We have an acute pain service (academic with residents, fellows and a rotation of pain attendings who round in the morning with whoever is "on call") ...mainly epidural and catheter management. Epidurals for post-csection, abdominal surgeries and thoracic cases. Also acute pain management for patients we were called in as a consult. We dont do basic pca orders and we are consultants and make reccomendations (ie converting IV to PO, cancer pain, our chronic pain patients who are in the hospital for another reason). We have created a culture that we are called for the more difficult to manage patients, not for basic things. Not sure if we are making money but we the attendings do bill for every patient we see everyday.

Same at my institution. We round on post-op catheters, place some others, and if a team has an issue with pain control or PCA management, it goes in as a consult. After 5pm it's usually deferred to the next day.
 
When I was a resident our ortho guys tried to get the acute pain service to start managing their PCA's post-op. Thankfully our division chief said "no thanks". The acute pain service only saw patients that we put in catheters or epidurals for post-op pain control. The calls from nurses for thoracic epidural questions were bad enough. I can't imagine managing all the PCA's for the hospital or getting called for every non-surgical patient with pain. I would find a different job if I was asked to do that.

Stick with managing catheters and epidurals only.
 
We have an APS (and Regional/APS fellowship) that deals with catheters and complex pain consults. For a time, it got ridiculous (like a 50 patient list, with only a half-dozen catheters), as we were almost literally rounding on everyone with a PCA. After a shift in departmental politics, and the arrival at the new hospital of our colleagues in PM&R, we were able to shift a lot of our less acute patients back to the primary teams. Managing the APS is still a major responsibility of the junior overnight, and on weekends, though.
 
That is the rotation I am on now. Painful. We follow and place epidurals for post-op pain and make med recs for those teams that write PCA orders of 0.2MG Dilaudid q 20mins for people at home on a 100mcg/hr fentanyl patch. Got rib fractures? Page APS for the thoracic epidural that will save lives. :laugh:

Every time there is a nursing shift change, the pager starts going off the hook.
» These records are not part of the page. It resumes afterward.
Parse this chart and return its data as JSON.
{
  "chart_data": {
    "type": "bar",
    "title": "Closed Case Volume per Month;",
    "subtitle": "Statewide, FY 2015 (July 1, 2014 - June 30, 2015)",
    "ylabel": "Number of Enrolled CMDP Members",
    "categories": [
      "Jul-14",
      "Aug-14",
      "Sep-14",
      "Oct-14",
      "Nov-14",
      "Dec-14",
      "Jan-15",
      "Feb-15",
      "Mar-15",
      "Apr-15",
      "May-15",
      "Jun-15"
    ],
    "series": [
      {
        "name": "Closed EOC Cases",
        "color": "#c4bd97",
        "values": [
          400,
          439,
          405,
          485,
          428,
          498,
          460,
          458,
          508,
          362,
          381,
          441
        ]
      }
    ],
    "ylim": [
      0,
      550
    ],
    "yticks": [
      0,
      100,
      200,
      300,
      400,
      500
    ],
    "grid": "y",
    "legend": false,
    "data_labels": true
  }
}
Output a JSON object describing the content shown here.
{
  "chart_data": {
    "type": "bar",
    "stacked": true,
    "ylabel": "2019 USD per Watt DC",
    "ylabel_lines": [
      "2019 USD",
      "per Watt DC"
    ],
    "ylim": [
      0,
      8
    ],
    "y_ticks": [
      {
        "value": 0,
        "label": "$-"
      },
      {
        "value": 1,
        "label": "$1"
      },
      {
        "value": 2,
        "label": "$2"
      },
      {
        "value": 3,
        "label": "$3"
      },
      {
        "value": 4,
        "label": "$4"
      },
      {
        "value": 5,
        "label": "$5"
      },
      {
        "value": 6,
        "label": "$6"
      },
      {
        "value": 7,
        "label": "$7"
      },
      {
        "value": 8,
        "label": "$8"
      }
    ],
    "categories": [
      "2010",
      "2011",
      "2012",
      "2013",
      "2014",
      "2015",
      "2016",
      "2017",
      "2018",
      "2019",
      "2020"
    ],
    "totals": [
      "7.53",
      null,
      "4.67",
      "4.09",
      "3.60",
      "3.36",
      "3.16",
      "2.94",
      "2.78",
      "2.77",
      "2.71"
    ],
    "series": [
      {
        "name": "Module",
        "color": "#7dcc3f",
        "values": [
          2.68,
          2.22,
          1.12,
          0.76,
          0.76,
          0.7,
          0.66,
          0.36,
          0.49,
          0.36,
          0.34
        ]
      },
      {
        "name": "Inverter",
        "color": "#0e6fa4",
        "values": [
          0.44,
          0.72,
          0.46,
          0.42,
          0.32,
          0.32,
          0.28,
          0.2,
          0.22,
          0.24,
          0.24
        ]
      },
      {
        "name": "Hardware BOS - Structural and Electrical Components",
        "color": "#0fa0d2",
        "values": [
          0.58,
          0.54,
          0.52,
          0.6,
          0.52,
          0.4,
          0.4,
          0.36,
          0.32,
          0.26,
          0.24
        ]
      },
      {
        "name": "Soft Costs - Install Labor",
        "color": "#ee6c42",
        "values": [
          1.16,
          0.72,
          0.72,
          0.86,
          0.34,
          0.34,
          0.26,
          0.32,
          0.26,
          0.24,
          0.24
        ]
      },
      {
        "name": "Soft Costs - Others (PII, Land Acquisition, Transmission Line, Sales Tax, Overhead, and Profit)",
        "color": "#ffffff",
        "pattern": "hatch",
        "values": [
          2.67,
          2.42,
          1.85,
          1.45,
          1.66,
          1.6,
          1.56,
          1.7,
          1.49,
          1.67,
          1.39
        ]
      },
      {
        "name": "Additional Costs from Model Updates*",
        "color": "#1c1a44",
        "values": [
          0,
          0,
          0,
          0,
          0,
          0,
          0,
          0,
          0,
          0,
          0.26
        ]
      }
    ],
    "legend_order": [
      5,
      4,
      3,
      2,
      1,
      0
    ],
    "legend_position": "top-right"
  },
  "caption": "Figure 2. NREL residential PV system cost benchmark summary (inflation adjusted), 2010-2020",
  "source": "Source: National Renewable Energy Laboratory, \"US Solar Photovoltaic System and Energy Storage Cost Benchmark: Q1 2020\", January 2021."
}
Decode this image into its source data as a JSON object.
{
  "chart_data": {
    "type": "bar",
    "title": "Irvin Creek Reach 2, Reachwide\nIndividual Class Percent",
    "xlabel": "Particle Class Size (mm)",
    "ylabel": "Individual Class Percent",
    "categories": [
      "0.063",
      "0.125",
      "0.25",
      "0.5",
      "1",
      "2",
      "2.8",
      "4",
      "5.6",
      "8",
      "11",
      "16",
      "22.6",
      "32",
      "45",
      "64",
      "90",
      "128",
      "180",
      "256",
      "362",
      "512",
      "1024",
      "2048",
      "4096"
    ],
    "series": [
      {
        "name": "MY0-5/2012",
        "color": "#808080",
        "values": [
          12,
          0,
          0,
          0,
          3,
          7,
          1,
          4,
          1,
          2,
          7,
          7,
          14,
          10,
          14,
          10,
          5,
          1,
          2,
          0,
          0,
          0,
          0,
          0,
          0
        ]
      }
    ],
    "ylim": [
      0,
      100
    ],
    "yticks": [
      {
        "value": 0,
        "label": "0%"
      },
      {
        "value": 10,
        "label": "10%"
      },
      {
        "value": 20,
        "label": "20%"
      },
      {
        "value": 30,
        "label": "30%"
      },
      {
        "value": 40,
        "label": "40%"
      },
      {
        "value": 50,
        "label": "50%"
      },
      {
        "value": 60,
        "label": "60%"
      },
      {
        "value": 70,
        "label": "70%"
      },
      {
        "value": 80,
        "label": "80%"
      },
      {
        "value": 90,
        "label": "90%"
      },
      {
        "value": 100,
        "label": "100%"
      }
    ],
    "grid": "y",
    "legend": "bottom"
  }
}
We do have a NP that rounds with us and runs around pulling all the <24hr ortho epidurals prior to anticoagulation.
 
I thought every legitimate academic center had an acute pain service these days. We had one when I trained and that was a long time ago. Like someone said, residents and fellows are cheap. The training is worthwhile

But in PP it isn't worth it. No residents to answer the pages.
 
We have an inpatient pain service that is broken up into acutes and chronics. Acutes are catheters, chronics anyone we get consulted on to manage pain without a catheter, most are on high dose opioids as outpatients who have had surgery and require upward titration. Acutes are followed by NP and staffed with consultant, CA1 and visiting residents (PMR like me) see the chronic consults. CA2s cover the pain service pager (along with code pager) for their overnight call. Lots of pca mgmt, transition to orals, and some procedures.
 
When I was a resident our ortho guys tried to get the acute pain service to start managing their PCA's post-op. Thankfully our division chief said "no thanks". The acute pain service only saw patients that we put in catheters or epidurals for post-op pain control. The calls from nurses for thoracic epidural questions were bad enough. I can't imagine managing all the PCA's for the hospital or getting called for every non-surgical patient with pain. I would find a different job if I was asked to do that.

Stick with managing catheters and epidurals only.